Ilustrasi. (Foto; Freepik)
JAKARTA – Sebanyak 2.300 jiwa kehilangan nyawa di 12 kota di Eropa akibat meningkatnya suhu selama gelombang panas ekstrem yang berakhir pada akhir pekan lalu, menurut studi ilmiah yang dirilis pada Rabu (9/7/2025).
Studi ini berfokus pada sepuluh hari terakhir hingga 2 Juli, ketika hampir seluruh kawasan Eropa Barat mengalami gelombang panas ekstrem, dengan suhu melampaui 40 derajat Celsius di Spanyol dan kebakaran hutan yang terjadi di Prancis.
Sekitar 1.500 dari total 2.300 korban jiwa diduga meninggal akibat dampak perubahan iklim, yang mengakibatkan suhu menjadi jauh lebih ekstrem. Hasil ini diperoleh dari penelitian ilmiah oleh para peneliti di Imperial College London dan London School of Hygiene and Tropical Medicine.

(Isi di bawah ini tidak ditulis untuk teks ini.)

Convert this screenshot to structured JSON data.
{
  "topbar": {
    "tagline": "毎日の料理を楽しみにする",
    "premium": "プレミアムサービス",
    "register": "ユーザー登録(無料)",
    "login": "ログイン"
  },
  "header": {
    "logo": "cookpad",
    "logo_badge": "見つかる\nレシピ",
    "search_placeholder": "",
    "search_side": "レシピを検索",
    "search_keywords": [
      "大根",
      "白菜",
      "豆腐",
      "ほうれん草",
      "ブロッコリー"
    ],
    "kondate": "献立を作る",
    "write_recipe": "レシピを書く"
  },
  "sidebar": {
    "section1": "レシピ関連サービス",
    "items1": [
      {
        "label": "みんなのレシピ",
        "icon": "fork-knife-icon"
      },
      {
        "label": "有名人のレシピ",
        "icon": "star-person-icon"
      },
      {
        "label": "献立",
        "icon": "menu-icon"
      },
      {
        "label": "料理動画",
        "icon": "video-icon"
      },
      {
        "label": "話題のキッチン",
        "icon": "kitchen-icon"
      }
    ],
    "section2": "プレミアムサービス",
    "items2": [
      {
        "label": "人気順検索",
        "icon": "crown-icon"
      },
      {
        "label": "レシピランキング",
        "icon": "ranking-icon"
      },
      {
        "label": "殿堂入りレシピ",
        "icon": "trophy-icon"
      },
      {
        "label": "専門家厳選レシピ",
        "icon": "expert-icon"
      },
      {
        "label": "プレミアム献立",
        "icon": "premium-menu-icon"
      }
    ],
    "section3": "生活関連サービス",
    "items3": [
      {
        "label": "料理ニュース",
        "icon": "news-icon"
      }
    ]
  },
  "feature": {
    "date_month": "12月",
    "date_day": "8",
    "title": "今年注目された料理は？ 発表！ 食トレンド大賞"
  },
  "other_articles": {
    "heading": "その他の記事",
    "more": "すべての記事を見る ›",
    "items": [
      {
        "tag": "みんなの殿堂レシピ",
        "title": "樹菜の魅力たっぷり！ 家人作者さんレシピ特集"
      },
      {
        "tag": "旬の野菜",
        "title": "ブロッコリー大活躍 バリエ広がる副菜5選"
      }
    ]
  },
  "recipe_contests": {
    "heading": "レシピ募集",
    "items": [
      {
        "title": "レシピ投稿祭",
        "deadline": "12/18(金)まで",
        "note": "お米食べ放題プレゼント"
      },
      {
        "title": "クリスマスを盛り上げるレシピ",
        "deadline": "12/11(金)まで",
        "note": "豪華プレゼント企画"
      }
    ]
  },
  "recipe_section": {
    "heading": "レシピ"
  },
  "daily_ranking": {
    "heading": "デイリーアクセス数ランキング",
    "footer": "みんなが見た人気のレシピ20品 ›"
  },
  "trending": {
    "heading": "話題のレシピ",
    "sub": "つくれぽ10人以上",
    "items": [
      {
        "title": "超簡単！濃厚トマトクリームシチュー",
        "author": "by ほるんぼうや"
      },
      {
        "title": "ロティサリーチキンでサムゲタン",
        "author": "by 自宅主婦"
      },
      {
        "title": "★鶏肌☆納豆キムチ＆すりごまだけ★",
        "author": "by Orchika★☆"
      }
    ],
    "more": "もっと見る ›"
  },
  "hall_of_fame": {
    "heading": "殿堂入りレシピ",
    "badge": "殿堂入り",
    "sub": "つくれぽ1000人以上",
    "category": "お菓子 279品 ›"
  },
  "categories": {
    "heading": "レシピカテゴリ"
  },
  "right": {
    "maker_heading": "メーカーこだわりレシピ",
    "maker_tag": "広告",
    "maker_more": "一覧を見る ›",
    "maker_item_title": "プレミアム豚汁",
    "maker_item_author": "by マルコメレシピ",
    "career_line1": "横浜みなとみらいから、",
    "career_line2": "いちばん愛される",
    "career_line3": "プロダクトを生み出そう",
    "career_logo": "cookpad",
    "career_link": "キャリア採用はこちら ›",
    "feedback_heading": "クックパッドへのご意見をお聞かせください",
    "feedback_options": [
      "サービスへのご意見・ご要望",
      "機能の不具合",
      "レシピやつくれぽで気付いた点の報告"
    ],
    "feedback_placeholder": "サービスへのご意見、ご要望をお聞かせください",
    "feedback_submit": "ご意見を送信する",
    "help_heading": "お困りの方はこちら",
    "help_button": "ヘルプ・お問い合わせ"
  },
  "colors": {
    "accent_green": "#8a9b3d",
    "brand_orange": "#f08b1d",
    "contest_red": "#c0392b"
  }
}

“Perubahan iklim telah menyebabkan suhu meningkat jauh melebihi batas normal, dan hal ini menjadikannya jauh lebih berbahaya,” kata Dr. Ben Clarke, peneliti di Imperial College London, sebagaimana dilansir Reuters.
Penelitian ini meliputi 12 kota besar di Eropa, seperti Barcelona, Madrid, London, dan Milan, di mana suhu gelombang panas meningkat hingga 4 derajat Celsius akibat perubahan iklim.
Para peneliti menggunakan model epidemiologi yang terpercaya dan data kematian sebelumnya untuk memperkirakan jumlah kematian. Estimasi ini mencakup situasi di mana panas menjadi penyebab utama kematian, termasuk ketika suhu ekstrem memperburuk penyakit yang telah diderita sebelumnya.
Para ilmuwan mengemukakan bahwa mereka menggunakan metode yang telah ditinjau oleh rekan sejawat (peer-reviewed) guna mempercepat perhitungan, mengingat banyaknya kematian akibat panas tidak tercatat secara resmi, dan beberapa pemerintah tidak menyediakan data tersebut.